Украдкой она ловила в оконце знакомый силуэт мужчины, зашедшего во двор и ласкающего еще совсем мелкого пса. Вздыхая, выходила на порог дома и не находила сил и слов, чтобы что-то изменить, — влюбилась. Фруктовый узвар рыцарь всегда с радостью принимал из рук вожделенной женщины, ему он нравился. Пока она хлопотала на кухне, он пытался найти себе занятие по дому и чем-то помочь знахарке. Эти поводы как-то быстро себя исчерпали, оставалось разве что затеять постройку нового дома или какого-нибудь сарая.
Знахарка завершила готовку обеда, когда милый сердцу мужчина вошел в дом. Ей подумалось, что он проголодался, и ароматы обеда заманили рыцаря внутрь, — стала плошки доставать. А оказалось, им руководил совсем иной голод; на затылке ощущалось тепло его дыхания — настолько близко он подошел к ней сзади, от этого у Абигайл даже мурашки побежали по спине, и легкий трепет внизу живота вызвал предвкушение.

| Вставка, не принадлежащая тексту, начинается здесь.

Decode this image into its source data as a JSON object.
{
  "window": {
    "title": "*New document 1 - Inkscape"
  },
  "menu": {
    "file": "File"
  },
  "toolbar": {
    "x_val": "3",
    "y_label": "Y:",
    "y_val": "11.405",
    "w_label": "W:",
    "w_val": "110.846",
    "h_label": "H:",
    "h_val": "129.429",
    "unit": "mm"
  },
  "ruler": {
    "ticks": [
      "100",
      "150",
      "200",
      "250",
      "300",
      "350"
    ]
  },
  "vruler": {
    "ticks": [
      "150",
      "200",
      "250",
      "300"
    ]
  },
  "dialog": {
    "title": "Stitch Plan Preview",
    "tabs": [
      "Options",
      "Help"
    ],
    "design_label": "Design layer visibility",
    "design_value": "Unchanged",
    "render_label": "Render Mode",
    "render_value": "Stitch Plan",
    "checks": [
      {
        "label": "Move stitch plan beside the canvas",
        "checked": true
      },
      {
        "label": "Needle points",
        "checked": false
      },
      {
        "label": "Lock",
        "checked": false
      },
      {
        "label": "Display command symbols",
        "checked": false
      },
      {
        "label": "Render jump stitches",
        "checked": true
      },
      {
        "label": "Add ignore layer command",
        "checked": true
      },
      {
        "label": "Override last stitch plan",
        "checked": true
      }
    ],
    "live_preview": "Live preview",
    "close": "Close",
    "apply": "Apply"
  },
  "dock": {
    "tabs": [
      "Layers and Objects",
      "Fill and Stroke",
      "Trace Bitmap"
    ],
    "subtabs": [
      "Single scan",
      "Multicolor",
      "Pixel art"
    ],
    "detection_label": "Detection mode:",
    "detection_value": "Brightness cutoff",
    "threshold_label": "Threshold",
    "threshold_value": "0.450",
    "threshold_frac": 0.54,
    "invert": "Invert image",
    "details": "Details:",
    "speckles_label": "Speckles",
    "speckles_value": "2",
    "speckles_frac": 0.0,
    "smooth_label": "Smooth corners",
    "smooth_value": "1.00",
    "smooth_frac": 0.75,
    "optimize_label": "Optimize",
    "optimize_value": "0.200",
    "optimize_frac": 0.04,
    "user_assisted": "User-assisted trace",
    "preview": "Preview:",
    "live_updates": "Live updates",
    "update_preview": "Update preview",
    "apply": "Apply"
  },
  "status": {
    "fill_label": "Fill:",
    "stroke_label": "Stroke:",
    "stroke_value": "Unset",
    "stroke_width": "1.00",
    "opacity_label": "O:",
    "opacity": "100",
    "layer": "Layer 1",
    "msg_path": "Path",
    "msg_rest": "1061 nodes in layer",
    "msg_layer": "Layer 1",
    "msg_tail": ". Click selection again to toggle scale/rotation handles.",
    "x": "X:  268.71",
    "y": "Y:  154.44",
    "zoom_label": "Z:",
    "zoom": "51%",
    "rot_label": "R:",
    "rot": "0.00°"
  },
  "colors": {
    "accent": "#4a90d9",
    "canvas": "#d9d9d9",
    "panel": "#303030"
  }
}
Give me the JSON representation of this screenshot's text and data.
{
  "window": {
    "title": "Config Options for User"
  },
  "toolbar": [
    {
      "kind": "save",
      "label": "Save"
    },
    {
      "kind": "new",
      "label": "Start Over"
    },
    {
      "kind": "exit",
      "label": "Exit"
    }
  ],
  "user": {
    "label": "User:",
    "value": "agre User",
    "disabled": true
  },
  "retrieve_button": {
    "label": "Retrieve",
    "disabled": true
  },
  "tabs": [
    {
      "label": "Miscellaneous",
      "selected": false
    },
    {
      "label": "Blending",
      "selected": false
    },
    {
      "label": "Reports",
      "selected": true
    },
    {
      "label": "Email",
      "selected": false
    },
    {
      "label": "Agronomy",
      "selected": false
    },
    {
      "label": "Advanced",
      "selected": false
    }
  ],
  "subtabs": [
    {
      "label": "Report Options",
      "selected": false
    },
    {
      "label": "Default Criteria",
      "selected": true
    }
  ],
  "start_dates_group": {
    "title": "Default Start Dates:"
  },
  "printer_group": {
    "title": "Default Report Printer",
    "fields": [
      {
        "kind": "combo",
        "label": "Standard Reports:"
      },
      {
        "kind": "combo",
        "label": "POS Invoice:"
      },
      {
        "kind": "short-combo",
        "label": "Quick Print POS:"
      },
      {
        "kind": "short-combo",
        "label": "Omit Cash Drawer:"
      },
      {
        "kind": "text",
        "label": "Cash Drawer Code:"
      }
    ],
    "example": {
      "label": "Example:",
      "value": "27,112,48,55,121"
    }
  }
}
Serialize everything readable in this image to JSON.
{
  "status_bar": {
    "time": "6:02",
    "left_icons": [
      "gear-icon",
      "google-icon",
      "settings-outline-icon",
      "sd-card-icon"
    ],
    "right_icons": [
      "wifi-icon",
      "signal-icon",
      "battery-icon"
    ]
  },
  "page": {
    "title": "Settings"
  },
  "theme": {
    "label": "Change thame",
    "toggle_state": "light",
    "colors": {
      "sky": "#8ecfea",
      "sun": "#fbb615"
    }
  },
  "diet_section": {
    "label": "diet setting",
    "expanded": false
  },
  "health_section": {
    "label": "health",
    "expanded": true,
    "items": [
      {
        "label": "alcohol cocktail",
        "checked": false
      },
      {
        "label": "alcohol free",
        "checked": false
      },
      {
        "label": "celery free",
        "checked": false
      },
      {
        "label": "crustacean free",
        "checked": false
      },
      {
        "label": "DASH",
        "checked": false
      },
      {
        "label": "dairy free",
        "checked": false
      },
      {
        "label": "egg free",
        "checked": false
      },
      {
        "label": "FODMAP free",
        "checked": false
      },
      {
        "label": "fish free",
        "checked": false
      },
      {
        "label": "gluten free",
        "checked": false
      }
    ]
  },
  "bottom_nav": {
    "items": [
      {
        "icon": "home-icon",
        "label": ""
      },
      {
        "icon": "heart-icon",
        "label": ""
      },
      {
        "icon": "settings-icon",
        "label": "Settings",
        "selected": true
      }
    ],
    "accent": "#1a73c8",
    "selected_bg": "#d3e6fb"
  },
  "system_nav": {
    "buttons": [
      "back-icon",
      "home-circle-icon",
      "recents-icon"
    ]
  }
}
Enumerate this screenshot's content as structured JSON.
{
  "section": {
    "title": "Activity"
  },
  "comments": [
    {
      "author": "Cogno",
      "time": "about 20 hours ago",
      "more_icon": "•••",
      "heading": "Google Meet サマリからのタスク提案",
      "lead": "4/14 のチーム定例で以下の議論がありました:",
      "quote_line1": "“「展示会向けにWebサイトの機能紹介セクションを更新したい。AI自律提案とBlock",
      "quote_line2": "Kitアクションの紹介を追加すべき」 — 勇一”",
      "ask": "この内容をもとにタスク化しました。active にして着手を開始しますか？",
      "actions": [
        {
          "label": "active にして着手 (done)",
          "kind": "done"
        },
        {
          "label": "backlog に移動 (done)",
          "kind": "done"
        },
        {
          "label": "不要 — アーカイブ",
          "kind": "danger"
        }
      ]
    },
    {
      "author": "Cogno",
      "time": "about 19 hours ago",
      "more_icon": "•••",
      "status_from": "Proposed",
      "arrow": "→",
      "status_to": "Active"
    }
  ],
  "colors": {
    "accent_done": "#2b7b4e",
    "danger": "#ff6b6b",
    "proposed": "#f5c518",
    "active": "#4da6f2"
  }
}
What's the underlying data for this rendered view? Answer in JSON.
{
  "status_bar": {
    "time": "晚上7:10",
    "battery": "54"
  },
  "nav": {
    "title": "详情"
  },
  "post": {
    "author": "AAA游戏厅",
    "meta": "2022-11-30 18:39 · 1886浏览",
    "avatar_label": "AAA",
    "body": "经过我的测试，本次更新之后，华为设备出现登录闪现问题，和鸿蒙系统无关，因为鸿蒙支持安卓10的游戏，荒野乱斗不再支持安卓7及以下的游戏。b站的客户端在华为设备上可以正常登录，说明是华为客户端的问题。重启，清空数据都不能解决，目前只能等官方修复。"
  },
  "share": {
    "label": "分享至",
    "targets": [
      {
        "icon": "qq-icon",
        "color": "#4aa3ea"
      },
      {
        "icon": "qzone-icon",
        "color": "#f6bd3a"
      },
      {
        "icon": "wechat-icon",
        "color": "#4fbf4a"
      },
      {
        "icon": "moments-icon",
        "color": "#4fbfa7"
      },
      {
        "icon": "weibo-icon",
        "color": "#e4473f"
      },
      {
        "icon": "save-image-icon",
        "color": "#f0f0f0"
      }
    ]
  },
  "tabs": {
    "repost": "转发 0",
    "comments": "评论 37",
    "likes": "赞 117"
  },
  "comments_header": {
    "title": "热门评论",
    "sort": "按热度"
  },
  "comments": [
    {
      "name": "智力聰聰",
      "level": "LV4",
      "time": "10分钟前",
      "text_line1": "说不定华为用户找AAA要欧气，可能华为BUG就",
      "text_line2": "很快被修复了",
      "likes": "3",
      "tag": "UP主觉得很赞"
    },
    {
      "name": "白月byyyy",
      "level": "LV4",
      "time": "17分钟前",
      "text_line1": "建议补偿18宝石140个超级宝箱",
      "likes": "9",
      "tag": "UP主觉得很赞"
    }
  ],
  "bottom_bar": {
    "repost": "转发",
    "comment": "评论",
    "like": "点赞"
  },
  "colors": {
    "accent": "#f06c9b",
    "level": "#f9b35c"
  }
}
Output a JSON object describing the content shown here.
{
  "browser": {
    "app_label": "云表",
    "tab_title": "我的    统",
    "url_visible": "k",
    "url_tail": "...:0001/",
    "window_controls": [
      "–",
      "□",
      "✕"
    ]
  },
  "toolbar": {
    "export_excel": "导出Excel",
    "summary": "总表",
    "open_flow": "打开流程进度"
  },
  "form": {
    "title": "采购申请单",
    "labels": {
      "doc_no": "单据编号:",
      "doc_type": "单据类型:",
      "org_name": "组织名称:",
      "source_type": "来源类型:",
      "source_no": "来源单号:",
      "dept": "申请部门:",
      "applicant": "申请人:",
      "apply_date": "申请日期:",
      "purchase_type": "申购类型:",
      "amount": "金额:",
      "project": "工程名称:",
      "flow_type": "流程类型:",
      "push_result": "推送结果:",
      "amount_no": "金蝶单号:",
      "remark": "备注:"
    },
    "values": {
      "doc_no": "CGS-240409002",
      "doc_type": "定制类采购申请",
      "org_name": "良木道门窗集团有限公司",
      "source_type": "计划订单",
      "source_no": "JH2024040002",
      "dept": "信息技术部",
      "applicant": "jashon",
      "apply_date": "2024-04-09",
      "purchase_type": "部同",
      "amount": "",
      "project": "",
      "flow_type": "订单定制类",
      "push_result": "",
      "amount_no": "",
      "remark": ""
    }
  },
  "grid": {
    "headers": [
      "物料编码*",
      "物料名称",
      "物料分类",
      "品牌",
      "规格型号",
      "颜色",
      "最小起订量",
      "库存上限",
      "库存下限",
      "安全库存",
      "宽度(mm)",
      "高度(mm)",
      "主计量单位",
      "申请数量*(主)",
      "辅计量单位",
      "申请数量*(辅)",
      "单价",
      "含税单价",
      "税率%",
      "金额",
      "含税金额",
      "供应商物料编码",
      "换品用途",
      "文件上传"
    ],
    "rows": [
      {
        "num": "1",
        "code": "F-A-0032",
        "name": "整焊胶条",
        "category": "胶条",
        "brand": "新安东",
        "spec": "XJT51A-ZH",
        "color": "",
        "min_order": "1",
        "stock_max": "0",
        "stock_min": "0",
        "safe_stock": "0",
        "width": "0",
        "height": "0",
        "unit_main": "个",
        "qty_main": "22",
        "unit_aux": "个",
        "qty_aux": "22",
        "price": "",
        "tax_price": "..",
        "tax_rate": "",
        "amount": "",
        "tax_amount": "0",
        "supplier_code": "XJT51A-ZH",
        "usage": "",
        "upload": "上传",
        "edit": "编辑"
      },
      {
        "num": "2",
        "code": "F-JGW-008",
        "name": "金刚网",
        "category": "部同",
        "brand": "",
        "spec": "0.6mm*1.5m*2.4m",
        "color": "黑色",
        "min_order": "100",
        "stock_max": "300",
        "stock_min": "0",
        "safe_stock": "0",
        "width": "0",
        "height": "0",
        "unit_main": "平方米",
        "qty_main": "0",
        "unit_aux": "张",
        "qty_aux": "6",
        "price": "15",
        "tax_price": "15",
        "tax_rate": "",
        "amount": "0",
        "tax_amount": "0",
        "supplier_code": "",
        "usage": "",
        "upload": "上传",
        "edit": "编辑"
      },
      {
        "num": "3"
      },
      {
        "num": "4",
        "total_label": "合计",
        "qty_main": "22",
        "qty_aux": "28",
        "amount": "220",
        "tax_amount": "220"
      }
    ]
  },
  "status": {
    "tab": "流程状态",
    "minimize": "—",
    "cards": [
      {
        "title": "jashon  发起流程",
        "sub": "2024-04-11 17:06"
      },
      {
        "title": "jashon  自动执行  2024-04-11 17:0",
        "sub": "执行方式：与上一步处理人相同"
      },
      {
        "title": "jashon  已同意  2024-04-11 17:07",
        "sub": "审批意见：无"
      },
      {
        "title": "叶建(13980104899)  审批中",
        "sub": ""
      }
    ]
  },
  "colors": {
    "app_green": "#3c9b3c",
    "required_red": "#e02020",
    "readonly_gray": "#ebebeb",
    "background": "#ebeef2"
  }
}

Она услышала глубокий вдох мужчины, и сильные руки обняли плечи.
— Абигайл, я больше не могу. Ни одну женщину не хотел больше, чем тебя. Если сейчас прогонишь — уйду…
— Дурак ты, рыцарь, — прошептала она, — я уж думала, что и не дождусь решительных действий от такого отважного воина.
Она нежилась в объятиях, чувствуя, как все сильнее он прижимает ее к себе, ощущала мужскую нетерпеливую плоть, прижавшись к ней ягодицей. Дыхание рыцаря стало резче и чаще, но он сдерживал порыв, целуя подставленную шею, ушко, опускаясь к плечу, а руки уже вовсю хозяйничали, жадно сжимая упругую грудь, пробуждая желание в женщине, которое срывалось с ее уст нетерпеливым дыханием. Шнуровка легкого корсета легко поддалась, и широкие бретели сползли с молочно-белой кожи плеч, затем он потянул еще одну завязку — и верхнее платье упало к ногам, оголяя женскую грудь. Он с удовольствием и с легким стоном сжал нежную кожу, а потом мозолистой от меча и работы рукой приласкал, исследуя эти холмики.
Ему очень нравилась грудь этой девушки, как и она вся, и уж как обойти милые горошинки, говорящие о том, что женщина полна желания? Абигайл возбужденно всхлипнула, когда крепкие пальцы слегка сжали и потянули соски. Слегка повернув голову, подставляя и лицо для поцелуев, и, ощутив касание губ, жадно ответила, ловя его дыхание и уста. Быстро вдыхая воздух, она не давала прервать этот момент, сама себе удивлялась: насколько этот рыцарь заставил ее истосковаться по ласкам, и теперь страсть в ней разгоралась, словно жаркий костер. Слабый стон сорвался, когда он слегка прикусил ее губу, и она ощутила его улыбку, когда ответила тем же.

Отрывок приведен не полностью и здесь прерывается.